Has anyone tried this lately? And, I can see how this would work during an evening watching TV - i.e., unplug the cable and then watch from the menu > playlist, but what happens, say, overnight? Does the machine need to be unplugged from the power so it will reboot from scratch at the next startup? Or just powered off as usual, then back on the next day?


----------



## Laxguy (Dec 2, 2010)

Your best bet is to see what happens with your setup. Different units have different operations when it comes to that, and software versions can cause more variation. What is certain is that if you de-activate while connected to the sat., you'll not see anything after a power down and re-power. So, once you see what happens overnight, you'll get some info, but no one can say that it'll last for months, weeks, days or a few hours. A crap shoot you might say!


----------



## bpratt (Nov 24, 2005)

SVTarHeel said:


> Has anyone tried this lately? And, I can see how this would work during an evening watching TV - i.e., unplug the cable and then watch from the menu > playlist, but what happens, say, overnight? Does the machine need to be unplugged from the power so it will reboot from scratch at the next startup? Or just powered off as usual, then back on the next day?


I recently added an HR44-500 (September 2013). My plan was to keep one HR21-700 attached to the SWM 8 and disconnect the other but keep it active until we watched all the recorded shows. I was able to watch shows on the disconnected HR21 for about 3 days, then it would not let me watch anything. I tried all the above suggestions to get it to allow me to watch the recordings with no success. I finally had to re-attach the coax to the second HR21 after running sat setup and telling it to use only one tuner to be able to watch the recorded shows. The second HR21 never lost power and a reboot was not performed.


----------



## peds48 (Jan 11, 2008)

bpratt said:


> I recently added an HR44-500 (September 2013).

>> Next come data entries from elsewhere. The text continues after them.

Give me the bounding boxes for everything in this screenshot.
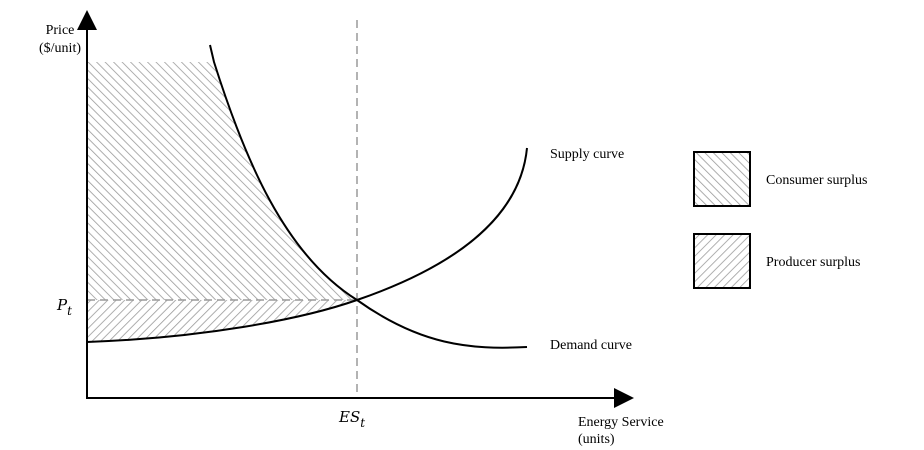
legend-producer-label: Producer surplus	[766, 255, 861, 270]
supply-curve-label: Supply curve	[550, 147, 624, 162]
producer-surplus-area	[87, 300, 357, 342]
x-axis-label: Energy Service	[578, 415, 664, 430]
price-marker-base: P	[56, 296, 68, 314]
quantity-marker-sub: t	[360, 416, 365, 430]
price-marker-sub: t	[67, 304, 72, 318]
x-axis-unit: (units)	[578, 432, 615, 447]
demand-curve-label: Demand curve	[550, 338, 632, 353]
demand-curve	[209, 44, 528, 349]
consumer-surplus-area	[87, 62, 357, 300]
quantity-marker-base: ES	[338, 408, 360, 426]
legend-consumer-label: Consumer surplus	[766, 173, 868, 188]
quantity-marker: ESt	[338, 408, 365, 430]
legend-consumer-swatch	[693, 151, 751, 207]
supply-curve	[86, 147, 528, 343]
price-marker: Pt	[56, 296, 72, 318]
legend-producer-swatch	[693, 233, 751, 289]
y-axis-unit: ($/unit)	[39, 41, 81, 56]
y-axis-label: Price	[46, 23, 75, 38]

My plan was to keep one HR21-700 attached to the SWM 8 and disconnect the other but keep it active until we watched all the recorded shows. I was able to watch shows on the disconnected HR21 for about 3 days, then it would not let me watch anything. I tried all the above suggestions to get it to allow me to watch the recordings with no success. I finally had to re-attach the coax to the second HR21 after running sat setup and telling it to use only one tuner to be able to watch the recorded shows. The second HR21 never lost power and a reboot was not performed.

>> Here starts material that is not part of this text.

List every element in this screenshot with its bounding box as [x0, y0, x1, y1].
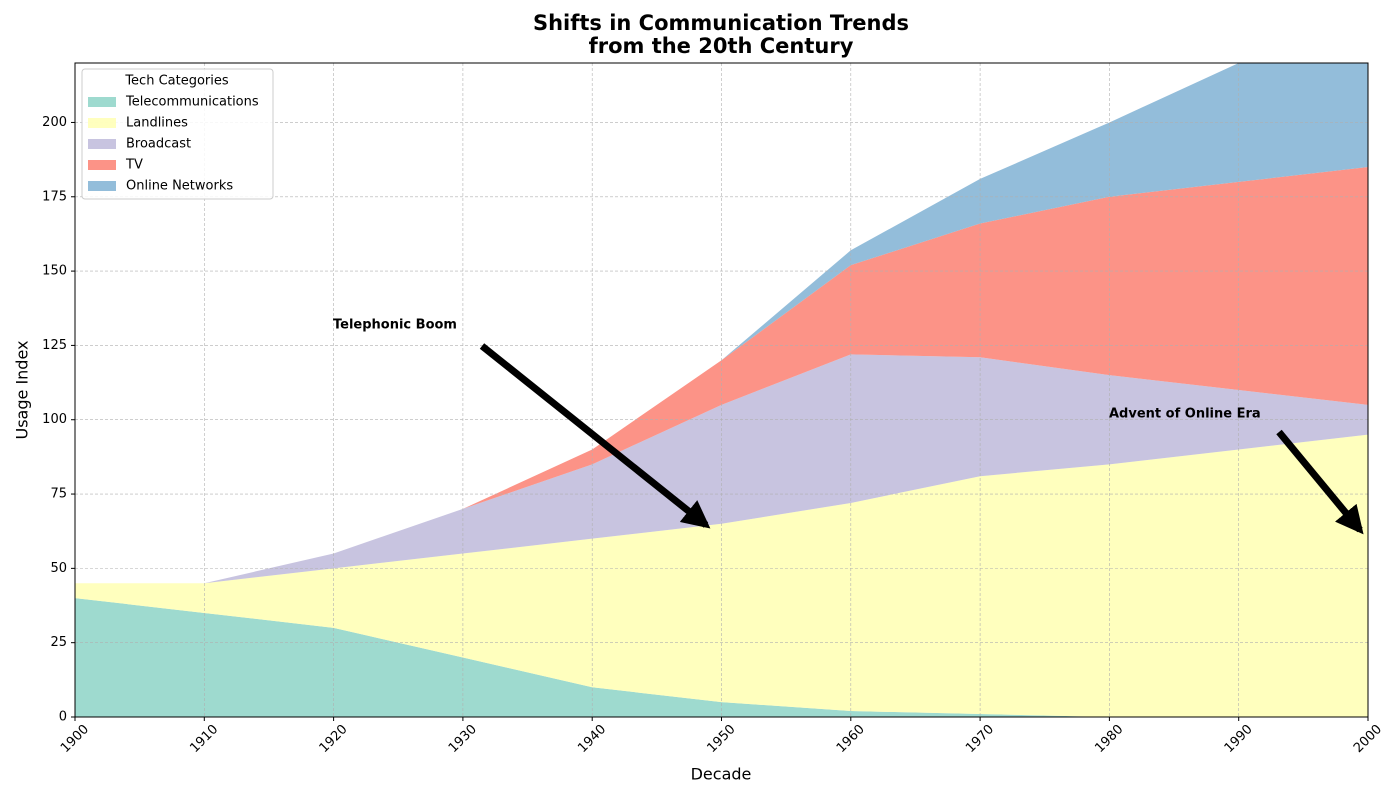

Wondering what was preventing you from watching. any error messages? Perhaps, a 722 OSD?...


----------



## bpratt (Nov 24, 2005)

peds48 said:


> Wondering what was preventing you from watching. any error messages? Perhaps, a 722 OSD?...


I got a message that indicated I could not watch recorded shows without a satellite signal. I don't remember exactly what the message said, but everything I tried would not get around it.


----------